Without a doubt I'm far more intelligent at 27 than I was at 18. And I don't just mean that I know more, I mean that I have a better approach to solving problems. But the most dramatic (for me) change has been in my social skills. I'm able to sympathize and get along with other people in a way I never thought would be possible.

A lot of the things that we call IQ can be learned and taught. To a certain extent, I think it has as much to do with social expectations as it does with some abstract quality we might call "intelligence."

Some people I know with high IQ scores are incredibly dumb.

I do think that there is an aspect of intelligence that is innate. That's obvious if you meet a person who has a mental disability. But, beyond that, intelligence is contextual, based mostly on social and cultural ideals of what constitutes intelligence... and very hard to quantify objectively in a single number.
 
  • #15
JoeDawg said:
I always find it funny when people put such importance on an IQ score, apart from its questionable methodology, it's a score which was originally conceived of as a measure mental retardation.

Well, anybody who thinks they're going to raise their IQ with Depakote is in for a nasty surprise.
 
  • #16
I don't know, at 18 I was pretty smart. I wouldn't say I'm smarter now (24) though now I know :
Methods to increase my learning rate
Structured critiques of problems for ease of solving
More articulate vocabulary
Greater depth of knowledge, thus leading to greater correlations between events, leading to an increase in learning and problem solving speeds
And so forth;

All of the things that make me feel "smarter" now I don't feel have to do with intelligence, but rather experience. What you learn makes learning easier, but your original capacity I believe remains the same.

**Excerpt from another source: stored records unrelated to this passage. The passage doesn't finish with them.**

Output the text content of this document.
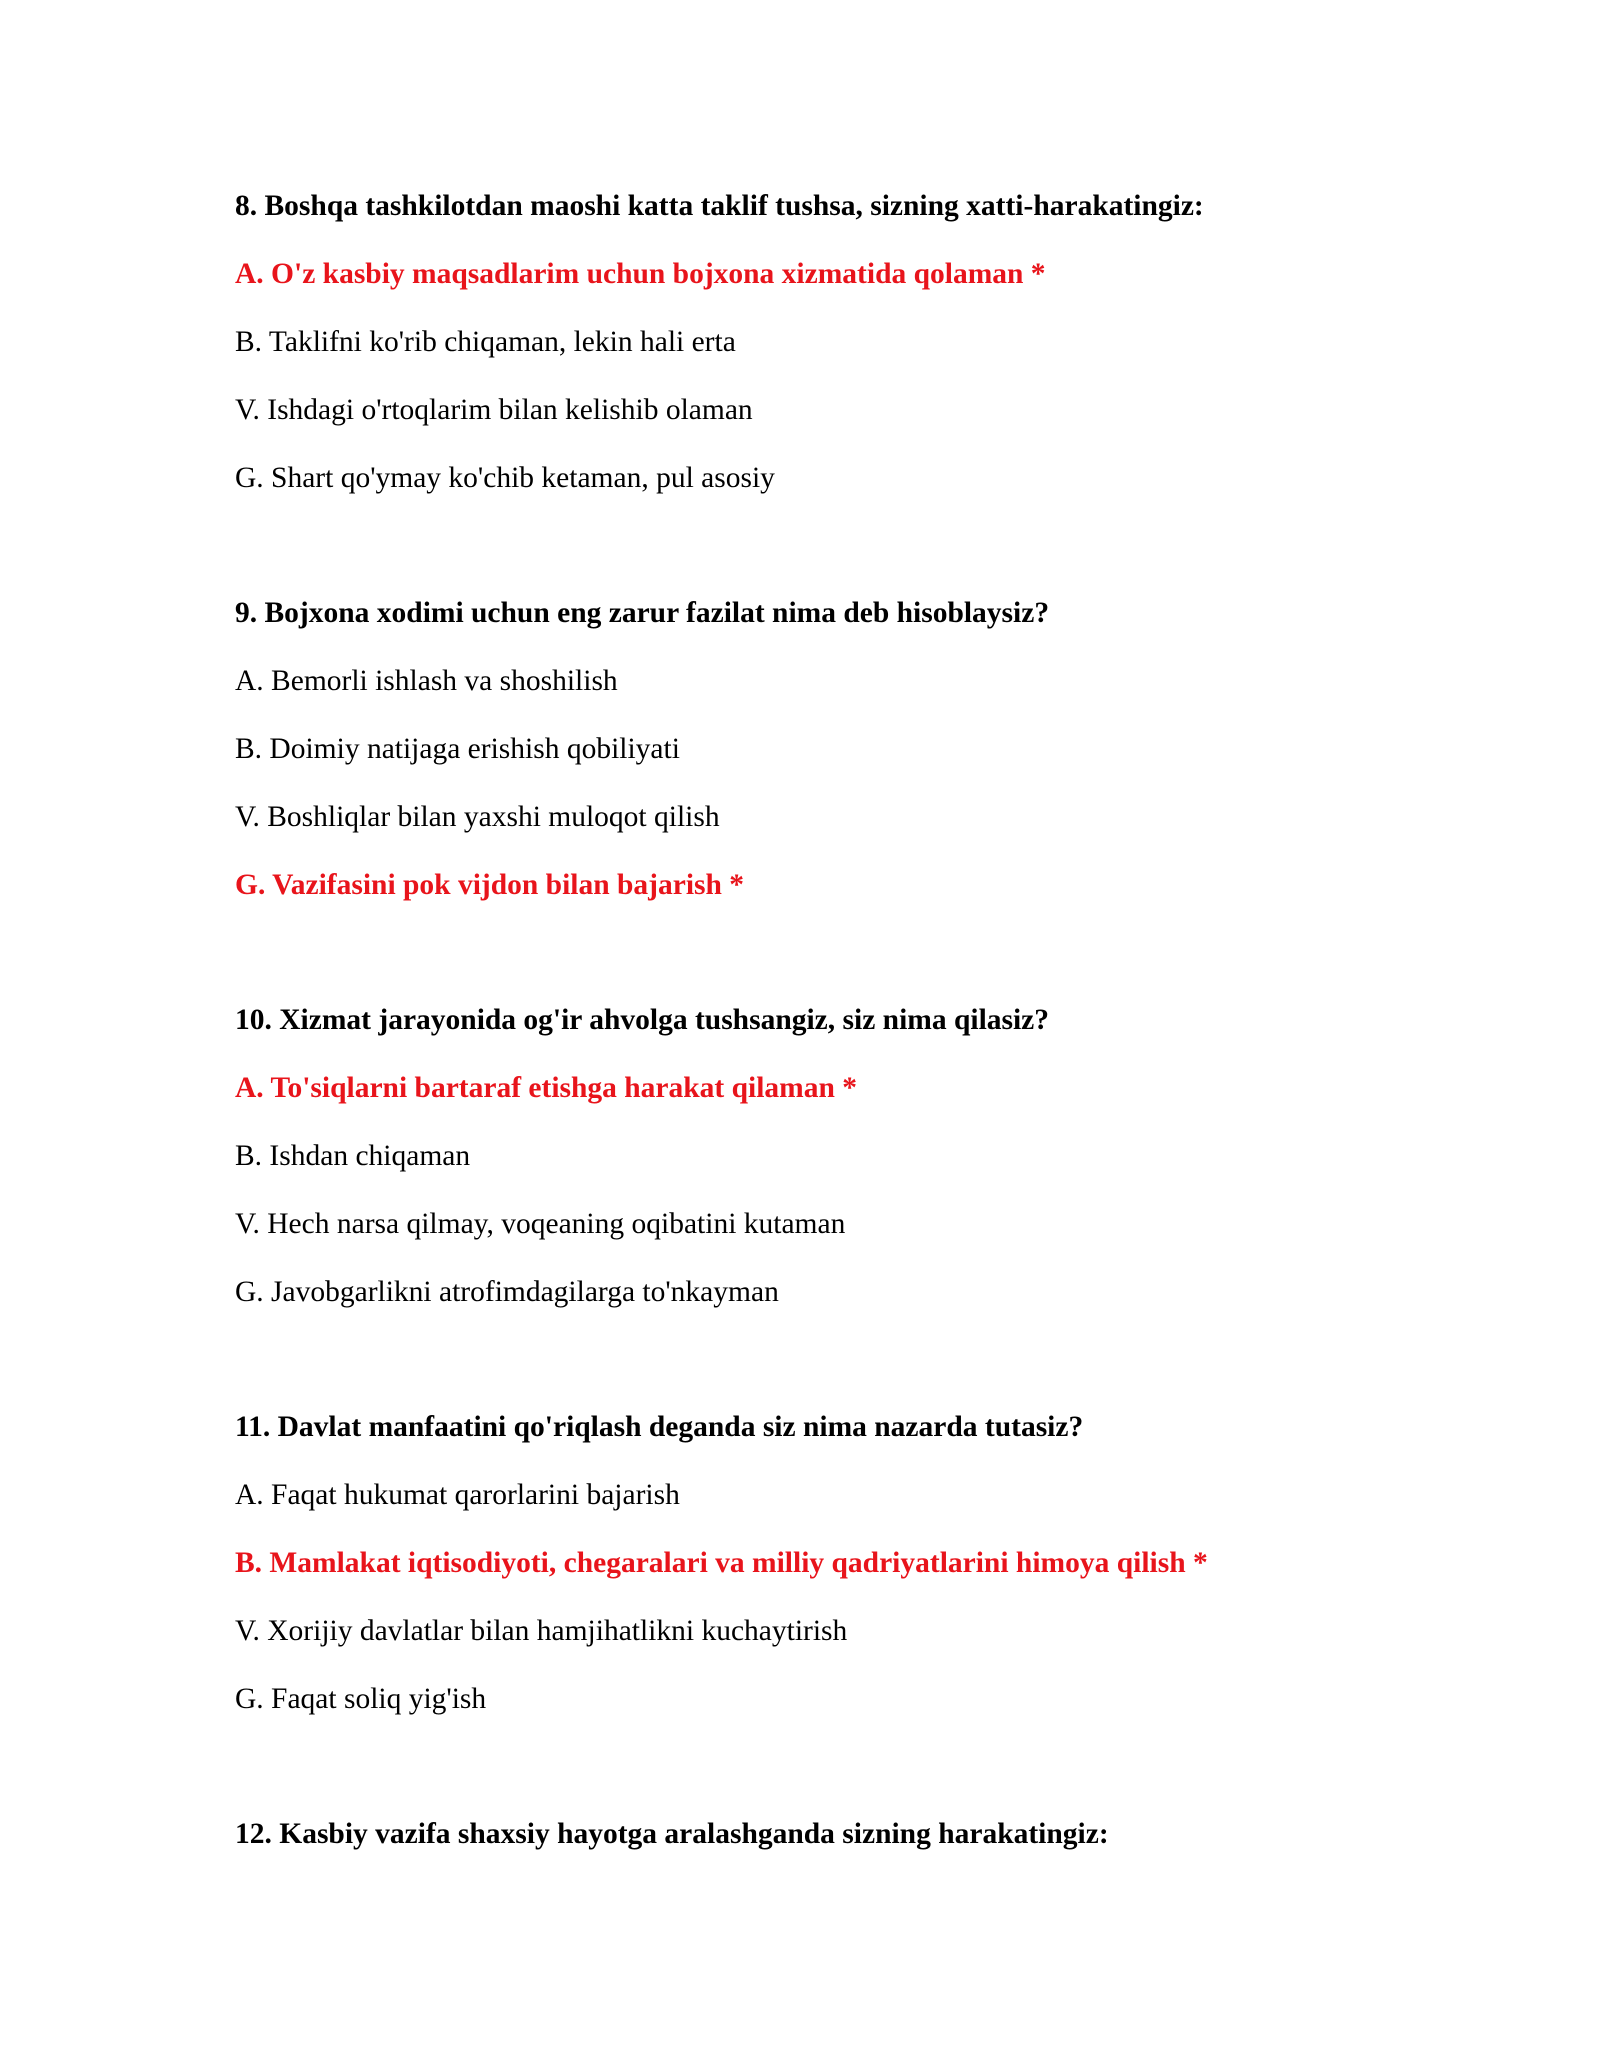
8. Boshqa tashkilotdan maoshi katta taklif tushsa, sizning xatti-harakatingiz:

A. O'z kasbiy maqsadlarim uchun bojxona xizmatida qolaman *

B. Taklifni ko'rib chiqaman, lekin hali erta

V. Ishdagi o'rtoqlarim bilan kelishib olaman

G. Shart qo'ymay ko'chib ketaman, pul asosiy

9. Bojxona xodimi uchun eng zarur fazilat nima deb hisoblaysiz?

A. Bemorli ishlash va shoshilish

B. Doimiy natijaga erishish qobiliyati

V. Boshliqlar bilan yaxshi muloqot qilish

G. Vazifasini pok vijdon bilan bajarish *

10. Xizmat jarayonida og'ir ahvolga tushsangiz, siz nima qilasiz?

A. To'siqlarni bartaraf etishga harakat qilaman *

B. Ishdan chiqaman

V. Hech narsa qilmay, voqeaning oqibatini kutaman

G. Javobgarlikni atrofimdagilarga to'nkayman

11. Davlat manfaatini qo'riqlash deganda siz nima nazarda tutasiz?

A. Faqat hukumat qarorlarini bajarish

B. Mamlakat iqtisodiyoti, chegaralari va milliy qadriyatlarini himoya qilish *

V. Xorijiy davlatlar bilan hamjihatlikni kuchaytirish

G. Faqat soliq yig'ish

12. Kasbiy vazifa shaxsiy hayotga aralashganda sizning harakatingiz:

I think the test would be to come up with some subject that is completely new and uncorrelated with anything anyone can already know. That way past experience and methodologies don't have an effect on the speed it takes you to learn it. Unfortunately I can't think of any topics that could actually do that.
 
  • #17
IQ tests have many questions which rely on logic abilities. If you take engineering in college (much of engineering is based on logic skills), your logic skills will improve as will your IQ scores.
 
  • #18
IQ can rise and fall very slightly within one's lifetime. Typically the more one uses the brain for finding the solution to difficult problems, the higher the IQ is. (thus, quantity of brain usage has a positive correlation to quality of thoughts and IQ). For instance, a student planning on being an artist will most likely have a higher IQ in school than 10 years later at work. It is difficult to use the ages of 18 and 25 because 25 year olds can still be in school, which would probably lead to a higher IQ, or a 25 year old could have been a manager at McDonalds for years. Then again, some people don't get much out of school for whatever reasons. IQ, of course, is on an individual basis, so that is a difficult question to answer.